At the peak of the couple’s careers in the late 1970s, Sam was President of the American Crafts Council, and Mary Ann worked as Chair of the Product Design Department at Parsons in New York City. In parallel to their full-time jobs, they also embarked on entrepreneurial ventures, from the independent production of anodized titanium jewelry to marketing limited editions of their designs under the label “The Scherr Collection.”
Although neither of them formally studied jewelry design, British modern designers David Watkins and his life-long partner Wendy Ramshaw pushed the boundaries of jewelry in the early 1960s. The couple first collaborated on “Optik,” Op Art-inspired jewelry made from screen-printed Perspex, alongside self-assembly paper jewelry, which caught the attention of the media after the model Twiggy was photographed wearing their pyramid-shaped paper earrings. While Watkins and Ramshaw embarked on their own independent careers as studio jewelers after the 1970s, they revisited the “flat pack” paper jewelry in 2000 with their book The Paper Jewelry Collection: Easy To Wear and Ready To Make Pop Out Artwear.
Ramshaw’s revolutionary and artistic designs include her seminal Picasso’s Ladies series. For a period of over ten years, she made sixty-six individual jewels that responded to Picasso’s depictions of the women in his life. However, Requiem Necklace for Guernica is not representative of a lover or muse, but of Picasso’s mural after the German bombing of the Basque town of Guernica in the north of Spain. As Ramshaw herself explained, this piece is a “universal requiem not only for the women of Guernica but for all women.” A delicate web of wires is hung in disorder within a brass frame, with garnets that signify the drops of blood shed in the war.

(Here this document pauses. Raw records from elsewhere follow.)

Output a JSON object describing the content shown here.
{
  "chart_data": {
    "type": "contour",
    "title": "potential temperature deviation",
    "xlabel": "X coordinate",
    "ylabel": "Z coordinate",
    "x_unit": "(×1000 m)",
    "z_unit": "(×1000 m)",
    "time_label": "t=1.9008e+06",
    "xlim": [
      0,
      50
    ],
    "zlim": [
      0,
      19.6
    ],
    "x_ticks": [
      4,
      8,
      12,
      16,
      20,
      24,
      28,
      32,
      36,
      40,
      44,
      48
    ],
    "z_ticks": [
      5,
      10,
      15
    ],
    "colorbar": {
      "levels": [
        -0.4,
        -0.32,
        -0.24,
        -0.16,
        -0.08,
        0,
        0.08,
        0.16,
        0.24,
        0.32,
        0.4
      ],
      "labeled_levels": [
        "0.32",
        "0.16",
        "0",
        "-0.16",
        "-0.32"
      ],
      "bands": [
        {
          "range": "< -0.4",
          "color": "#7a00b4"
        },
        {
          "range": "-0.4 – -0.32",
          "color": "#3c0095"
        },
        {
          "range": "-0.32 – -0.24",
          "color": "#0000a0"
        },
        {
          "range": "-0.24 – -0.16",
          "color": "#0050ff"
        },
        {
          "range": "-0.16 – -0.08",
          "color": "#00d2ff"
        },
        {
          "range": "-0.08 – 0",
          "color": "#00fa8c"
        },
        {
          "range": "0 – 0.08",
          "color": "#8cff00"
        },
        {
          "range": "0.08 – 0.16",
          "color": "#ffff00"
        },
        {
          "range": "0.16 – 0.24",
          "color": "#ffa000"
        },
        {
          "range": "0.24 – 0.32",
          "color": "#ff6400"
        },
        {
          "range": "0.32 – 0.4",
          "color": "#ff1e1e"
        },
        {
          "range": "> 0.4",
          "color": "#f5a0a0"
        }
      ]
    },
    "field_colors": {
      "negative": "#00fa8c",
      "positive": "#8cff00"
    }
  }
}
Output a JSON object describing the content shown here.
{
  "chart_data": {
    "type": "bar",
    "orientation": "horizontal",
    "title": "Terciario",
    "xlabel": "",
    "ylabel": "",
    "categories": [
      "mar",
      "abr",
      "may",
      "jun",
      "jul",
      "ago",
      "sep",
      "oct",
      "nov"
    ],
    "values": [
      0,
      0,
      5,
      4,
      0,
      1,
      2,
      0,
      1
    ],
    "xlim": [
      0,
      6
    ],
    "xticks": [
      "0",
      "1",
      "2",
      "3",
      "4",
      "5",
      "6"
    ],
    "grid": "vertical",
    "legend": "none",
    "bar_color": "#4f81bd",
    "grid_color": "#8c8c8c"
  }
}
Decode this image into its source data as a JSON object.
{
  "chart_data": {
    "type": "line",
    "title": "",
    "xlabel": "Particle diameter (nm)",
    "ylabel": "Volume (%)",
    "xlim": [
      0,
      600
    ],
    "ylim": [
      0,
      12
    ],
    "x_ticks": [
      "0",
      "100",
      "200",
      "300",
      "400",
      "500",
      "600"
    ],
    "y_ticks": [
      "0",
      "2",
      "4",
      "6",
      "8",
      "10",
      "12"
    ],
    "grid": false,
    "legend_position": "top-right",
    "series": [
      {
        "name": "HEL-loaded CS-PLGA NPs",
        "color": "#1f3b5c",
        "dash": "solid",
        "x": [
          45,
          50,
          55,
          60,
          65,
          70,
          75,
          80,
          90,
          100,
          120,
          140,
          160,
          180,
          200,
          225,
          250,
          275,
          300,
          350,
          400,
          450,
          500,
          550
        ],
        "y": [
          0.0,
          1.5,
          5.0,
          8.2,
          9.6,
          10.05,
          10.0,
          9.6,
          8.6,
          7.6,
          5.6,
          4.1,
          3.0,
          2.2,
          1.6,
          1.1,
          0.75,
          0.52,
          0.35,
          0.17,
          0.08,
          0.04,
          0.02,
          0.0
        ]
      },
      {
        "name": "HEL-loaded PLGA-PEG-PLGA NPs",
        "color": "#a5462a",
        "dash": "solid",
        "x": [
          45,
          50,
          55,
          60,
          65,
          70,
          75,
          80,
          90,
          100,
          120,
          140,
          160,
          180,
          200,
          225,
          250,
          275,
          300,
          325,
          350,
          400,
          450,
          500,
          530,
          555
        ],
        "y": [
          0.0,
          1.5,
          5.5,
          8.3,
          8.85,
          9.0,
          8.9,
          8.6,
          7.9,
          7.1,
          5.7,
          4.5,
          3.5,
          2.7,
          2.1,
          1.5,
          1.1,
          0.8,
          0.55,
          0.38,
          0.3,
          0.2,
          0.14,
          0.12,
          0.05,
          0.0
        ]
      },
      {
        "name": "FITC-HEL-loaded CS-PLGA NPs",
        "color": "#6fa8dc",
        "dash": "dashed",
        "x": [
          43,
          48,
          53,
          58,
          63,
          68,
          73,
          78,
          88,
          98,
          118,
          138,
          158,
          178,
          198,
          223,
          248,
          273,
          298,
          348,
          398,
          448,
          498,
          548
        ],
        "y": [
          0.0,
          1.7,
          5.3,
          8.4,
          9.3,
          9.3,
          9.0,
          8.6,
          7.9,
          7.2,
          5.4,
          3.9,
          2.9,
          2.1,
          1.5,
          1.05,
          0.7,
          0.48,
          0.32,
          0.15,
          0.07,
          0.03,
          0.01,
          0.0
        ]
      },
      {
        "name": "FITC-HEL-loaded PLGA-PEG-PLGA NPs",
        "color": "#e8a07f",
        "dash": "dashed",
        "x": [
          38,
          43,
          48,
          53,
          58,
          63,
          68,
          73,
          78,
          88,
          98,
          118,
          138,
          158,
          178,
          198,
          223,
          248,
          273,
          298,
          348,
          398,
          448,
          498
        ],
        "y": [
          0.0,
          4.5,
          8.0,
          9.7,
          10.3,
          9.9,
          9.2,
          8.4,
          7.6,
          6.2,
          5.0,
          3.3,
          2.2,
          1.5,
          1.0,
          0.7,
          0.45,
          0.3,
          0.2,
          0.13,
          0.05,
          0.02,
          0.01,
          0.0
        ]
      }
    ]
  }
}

Both Ramshaw and Watkins explored a wide range of inexpensive and unusual materials in their modernist designs, though Watkins’ jewelry is sculptural in a different way. His Wing-Wave 2 neckpiece is a good example of his minimalist and structured work. His music and sculpture backgrounds reunite in this jewel of abstract, yet universal forms, rhythmic lines, vibrant colors, and innovative synthetic material.